Question: A patient met with our physician to discuss his need for a scooter. He denied any types of musculoskeletal problems or weakness, and had no chief complaint. After the examination, the doctor determined there was no need for the patient to have a scooter at this time. We billed 99213 with diagnosis V70.5, but the payer denied the claim as “routine.” Should we have billed the visit as preventative?
Answer: Billing the encounter with 99213 (Office or other outpatient visit for the evaluation and management of an established patient, which requires at least 2 of these 3 key components …) implies that the patient had some problem for which he visited the physician. This was not the case, based on the diagnosis and the fact that the patient did not have a chief complaint. Without a chief complaint, there is probably also no history of present illness (HPI) (since there is no present illness on which to get a history), and with no chief complaint and HPI, you can’t document even a problem-focused history. There’s also likely no medical decision making, per se (at least in a CPT®-context) in such an encounter. So all you’re left with is an exam, which, by itself, does not support a 99213.
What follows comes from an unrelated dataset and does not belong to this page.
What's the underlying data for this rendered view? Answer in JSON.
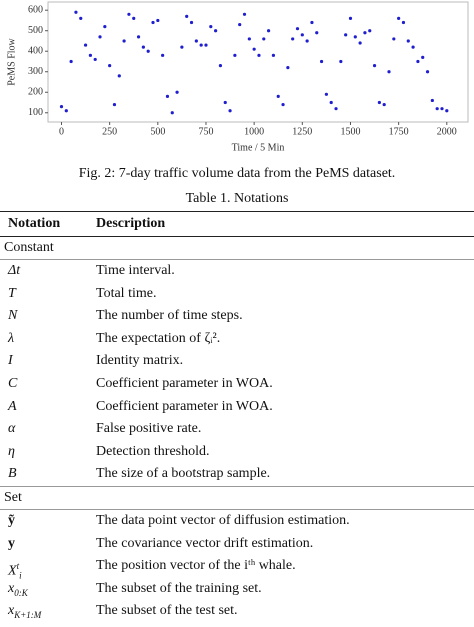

An established patient preventive visit code (99391-99397, Periodic comprehensive preventive medicine reevaluation and management of an individual including an age and gender appropriate history, examination, counseling/anticipatory guidance/risk factor reduction interventions, and the ordering of laboratory/diagnostic procedures, established patient …) is probably closer to the mark, given the lack of chief complaint, although this encounter does not fit the typical encounter associated with even those codes. If the patient was new to your practice, you would choose from 99381-99387 (Initial comprehensive preventive medicine evaluation and management of an individual including an age and gender appropriate history, examination, counseling/anticipatory guidance/risk factor reduction interventions, and the ordering of laboratory/diagnostic procedures, new patient …).
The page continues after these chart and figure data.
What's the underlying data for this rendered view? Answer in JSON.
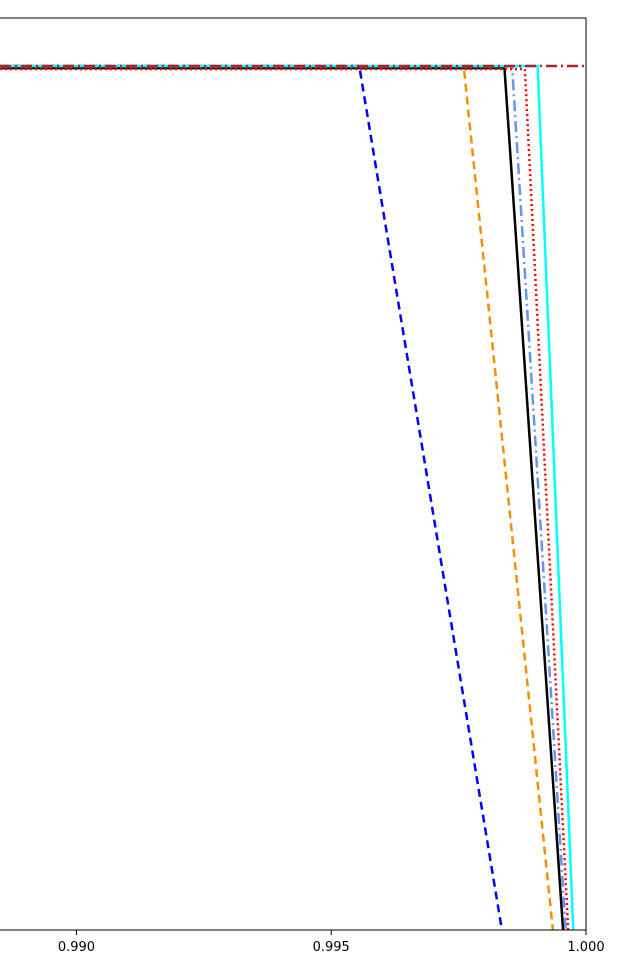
{
  "chart_data": {
    "type": "line",
    "title": "",
    "xlabel": "",
    "ylabel": "",
    "xlim": [
      0.9885,
      1.0
    ],
    "ylim": [
      0.0,
      1.0
    ],
    "xticks": [
      0.99,
      0.995,
      1.0
    ],
    "xtick_labels": [
      "0.990",
      "0.995",
      "1.000"
    ],
    "grid": false,
    "legend": "none",
    "series": [
      {
        "color": "#0000ff",
        "style": "dashed",
        "x": [
          0.9885,
          0.99555,
          0.99835
        ],
        "y": [
          1.0,
          1.0,
          0.0
        ]
      },
      {
        "color": "#ff8c00",
        "style": "dashed",
        "x": [
          0.9885,
          0.9976,
          0.99935
        ],
        "y": [
          0.9995,
          0.9995,
          0.0
        ]
      },
      {
        "color": "#000000",
        "style": "solid",
        "x": [
          0.9885,
          0.9984,
          0.99955
        ],
        "y": [
          0.9975,
          0.9975,
          0.0
        ]
      },
      {
        "color": "#6495ed",
        "style": "dashdot",
        "x": [
          0.9885,
          0.99855,
          0.9996
        ],
        "y": [
          0.9995,
          0.9995,
          0.0
        ]
      },
      {
        "color": "#ff0000",
        "style": "dotted",
        "x": [
          0.9885,
          0.9988,
          0.99965
        ],
        "y": [
          0.9965,
          0.9965,
          0.0
        ]
      },
      {
        "color": "#00ffff",
        "style": "solid",
        "x": [
          0.9885,
          0.99905,
          0.99975
        ],
        "y": [
          1.0,
          1.0,
          0.0
        ]
      },
      {
        "color": "#b22222",
        "style": "dashdot",
        "x": [
          0.9885,
          1.0
        ],
        "y": [
          1.0,
          1.0
        ]
      }
    ]
  }
}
Consider: Another option could be the preventive medicine counseling codes (99401-99404, Preventive medicine counseling and/or risk factor reduction intervention[s] provided to an individual [separate procedure] …), since this visit is really about having the conversation regarding whether or not the patient needs a scooter as a risk factor reduction (to avoid falls, maintain health and activities of daily living, etc.). In this case, you may also want to use a diagnosis from the V65.4x (Other persons seeking consultation; other counseling, not elsewhere classified). Viable options might include V65.43 (Counseling on injury prevention) or V65.49 (Other specified counseling) to reflect the counseling nature of the encounter instead of V70.5 (Health examination of defined subpopulations), which is exam focused and doesn’t necessarily apply to this situation. The payer may still deny the encounter, but the CPT® and ICD-9 codes will better sync up and reflect the nature of the encounter if you follow this logic in your coding.